Menurutnya, pembentukan pansus hak angket kelangkaan dan mahalnya minyak goreng belum perlu dilakukan saat ini. Apalagi menurutnya, pembentukannya justru dapat membuat kisruh di publik. "Bukan menolak, tetapi memandang belum perlu, nanti tambah kisruh," ujar anggota Fraksi Partai Gerindra ini.
Komisi VI, kata Hekal, mengaku kecewa dengan penjelasan Menteri Perdagangan (Mendag) Muhammad Lutfi terkait langka dan mahalnya minyak goreng. Pencabutan harga eceran tertinggi (HET) dan melepasnya sesuai mekanisme pasar juga dipertanyakan oleh pihaknya.
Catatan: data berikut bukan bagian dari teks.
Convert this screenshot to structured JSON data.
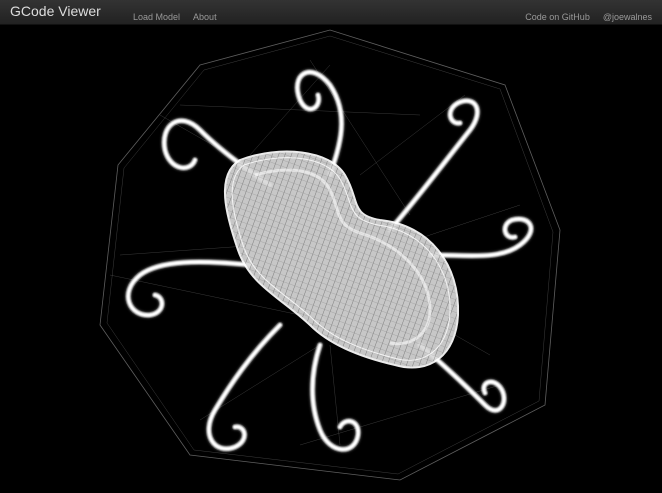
{
  "navbar": {
    "brand": "GCode Viewer",
    "left_links": [
      {
        "label": "Load Model"
      },
      {
        "label": "About"
      }
    ],
    "right_links": [
      {
        "label": "Code on GitHub"
      },
      {
        "label": "@joewalnes"
      }
    ]
  },
  "viewer": {
    "background_color": "#000000",
    "line_color": "#ffffff",
    "tentacle_count": 8
  }
}
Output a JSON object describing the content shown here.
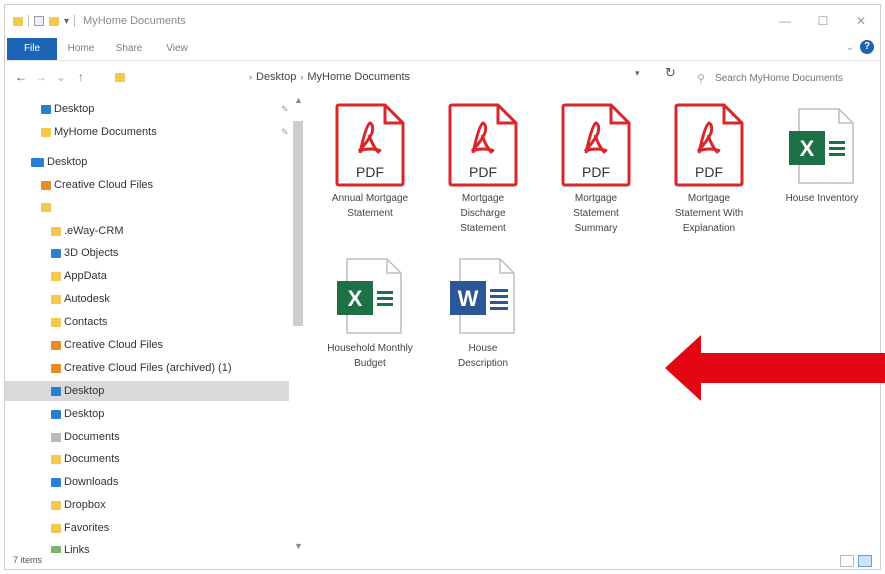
{
  "window": {
    "title": "MyHome Documents",
    "controls": {
      "minimize": "—",
      "maximize": "☐",
      "close": "✕"
    }
  },
  "ribbon": {
    "file_tab": "File",
    "tabs": [
      "Home",
      "Share",
      "View"
    ]
  },
  "address_bar": {
    "breadcrumb": [
      "Desktop",
      "MyHome Documents"
    ],
    "search_placeholder": "Search MyHome Documents"
  },
  "sidebar": {
    "items": [
      {
        "label": "Desktop",
        "icon": "desktop-folder-icon",
        "pinned": true
      },
      {
        "label": "MyHome Documents",
        "icon": "folder-icon",
        "pinned": true
      },
      {
        "label": "Desktop",
        "icon": "desktop-icon"
      },
      {
        "label": "Creative Cloud Files",
        "icon": "creative-cloud-folder-icon"
      },
      {
        "label": "",
        "icon": "user-folder-icon"
      },
      {
        "label": ".eWay-CRM",
        "icon": "folder-icon"
      },
      {
        "label": "3D Objects",
        "icon": "3d-objects-icon"
      },
      {
        "label": "AppData",
        "icon": "folder-icon"
      },
      {
        "label": "Autodesk",
        "icon": "folder-icon"
      },
      {
        "label": "Contacts",
        "icon": "contacts-folder-icon"
      },
      {
        "label": "Creative Cloud Files",
        "icon": "creative-cloud-folder-icon"
      },
      {
        "label": "Creative Cloud Files (archived) (1)",
        "icon": "creative-cloud-folder-icon"
      },
      {
        "label": "Desktop",
        "icon": "desktop-folder-icon",
        "selected": true
      },
      {
        "label": "Desktop",
        "icon": "desktop-folder-icon"
      },
      {
        "label": "Documents",
        "icon": "documents-folder-icon"
      },
      {
        "label": "Documents",
        "icon": "folder-icon"
      },
      {
        "label": "Downloads",
        "icon": "downloads-folder-icon"
      },
      {
        "label": "Dropbox",
        "icon": "folder-icon"
      },
      {
        "label": "Favorites",
        "icon": "favorites-folder-icon"
      },
      {
        "label": "Links",
        "icon": "links-folder-icon"
      }
    ]
  },
  "files": [
    {
      "name": "Annual Mortgage Statement",
      "type": "pdf",
      "badge": "PDF"
    },
    {
      "name": "Mortgage Discharge Statement",
      "type": "pdf",
      "badge": "PDF"
    },
    {
      "name": "Mortgage Statement Summary",
      "type": "pdf",
      "badge": "PDF"
    },
    {
      "name": "Mortgage Statement With Explanation",
      "type": "pdf",
      "badge": "PDF"
    },
    {
      "name": "House Inventory",
      "type": "excel",
      "badge": "X"
    },
    {
      "name": "Household Monthly Budget",
      "type": "excel",
      "badge": "X"
    },
    {
      "name": "House Description",
      "type": "word",
      "badge": "W"
    }
  ],
  "status_bar": {
    "item_count": "7 items"
  },
  "colors": {
    "accent": "#1a63b5",
    "pdf_red": "#d9262b",
    "excel_green": "#1e7145",
    "word_blue": "#2b5797",
    "arrow_red": "#e30613",
    "selection": "#d9d9d9"
  }
}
"Sangat memalukan bahwa setelah dibebaskan DMO (Domestic Market Obligation), DPO (Domestic Price Obligation), HET, dan PE (persetujuan ekspor), dalam kurang dari satu hari barang melimpah yang sebelumnya langka," ujar Hekal.
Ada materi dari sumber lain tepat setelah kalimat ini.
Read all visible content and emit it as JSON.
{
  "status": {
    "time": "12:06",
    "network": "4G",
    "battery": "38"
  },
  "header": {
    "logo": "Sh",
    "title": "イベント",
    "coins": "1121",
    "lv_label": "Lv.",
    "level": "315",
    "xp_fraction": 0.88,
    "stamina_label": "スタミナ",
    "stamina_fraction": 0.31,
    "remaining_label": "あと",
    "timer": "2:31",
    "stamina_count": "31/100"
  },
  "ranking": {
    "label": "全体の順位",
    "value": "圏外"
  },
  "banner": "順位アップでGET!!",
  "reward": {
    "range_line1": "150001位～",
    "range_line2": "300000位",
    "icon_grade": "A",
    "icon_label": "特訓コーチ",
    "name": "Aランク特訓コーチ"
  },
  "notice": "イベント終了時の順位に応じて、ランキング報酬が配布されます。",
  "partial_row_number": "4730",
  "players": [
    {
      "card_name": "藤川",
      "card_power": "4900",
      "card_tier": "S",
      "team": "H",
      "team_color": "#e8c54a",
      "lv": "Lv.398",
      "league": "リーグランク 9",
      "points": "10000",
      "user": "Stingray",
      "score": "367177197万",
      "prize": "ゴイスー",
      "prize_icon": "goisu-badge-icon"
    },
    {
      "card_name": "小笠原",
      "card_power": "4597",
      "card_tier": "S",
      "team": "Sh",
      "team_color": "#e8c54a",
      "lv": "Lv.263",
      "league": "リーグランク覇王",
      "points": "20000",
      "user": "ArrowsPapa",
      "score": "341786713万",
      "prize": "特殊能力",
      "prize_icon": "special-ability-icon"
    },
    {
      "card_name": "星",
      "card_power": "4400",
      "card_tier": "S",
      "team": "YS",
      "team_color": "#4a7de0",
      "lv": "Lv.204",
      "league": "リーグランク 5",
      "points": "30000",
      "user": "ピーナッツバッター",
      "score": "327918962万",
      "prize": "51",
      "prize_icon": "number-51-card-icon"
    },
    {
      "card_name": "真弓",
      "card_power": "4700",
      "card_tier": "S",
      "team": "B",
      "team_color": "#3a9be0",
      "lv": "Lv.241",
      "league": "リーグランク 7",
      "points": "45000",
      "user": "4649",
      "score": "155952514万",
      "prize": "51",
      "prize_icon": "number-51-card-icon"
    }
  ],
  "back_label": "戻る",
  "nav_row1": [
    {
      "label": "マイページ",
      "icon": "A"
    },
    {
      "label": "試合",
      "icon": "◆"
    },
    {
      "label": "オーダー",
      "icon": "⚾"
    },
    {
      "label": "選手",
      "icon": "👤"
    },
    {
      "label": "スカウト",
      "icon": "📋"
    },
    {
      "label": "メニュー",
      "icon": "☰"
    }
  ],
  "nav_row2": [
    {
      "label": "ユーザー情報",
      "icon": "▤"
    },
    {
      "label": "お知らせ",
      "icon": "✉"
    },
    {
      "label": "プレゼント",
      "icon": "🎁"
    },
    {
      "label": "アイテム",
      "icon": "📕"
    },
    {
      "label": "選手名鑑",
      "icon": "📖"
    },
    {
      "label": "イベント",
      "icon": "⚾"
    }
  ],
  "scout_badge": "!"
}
Sebelumnya, Fraksi PKS menilai kelangkaan dan mahalnya harga minyak goreng menjadi permasalahan yang menambah derita masyarakat. Fraksi PKS mengusulkan DPR untuk membentuk pansus hak angket kelangkaan dan kemahalan minyak goreng.
"Pada malam hari ini ingin menyatakan bahwa Fraksi PKS mengajak seluruh anggota fraksi lain, dimulai dari Fraksi PKS untuk mengusulkan dibentuknya pansus hak angket," ujar Ketua Fraksi PKS DPR Jazuli Juwaini di Kompleks Parlemen, Jakarta, Jumat (18/3/2022).
Pembentukan Pansus hak angket harus berdasarkan urgensi dan memenuhi syarat. Syarat penggunaan hak angket ini diatur dalam Pasal 199 Undang-Undang Nomor 2 Tahun 2018 tentang Perubahan Kedua atas Undang-Undang Nomor 17 Tahun 2014 tentang MPR, DPR, DPD, DPRD (MD3).
Dalam Pasal 199 Ayat 1 berbunyi, "Hak angket sebagaimana dimaksud dalam Pasal 79 ayat (1) huruf b diusulkan oleh paling sedikit 25 (dua puluh lima) orang anggota DPR dan lebih dari 1 (satu) fraksi".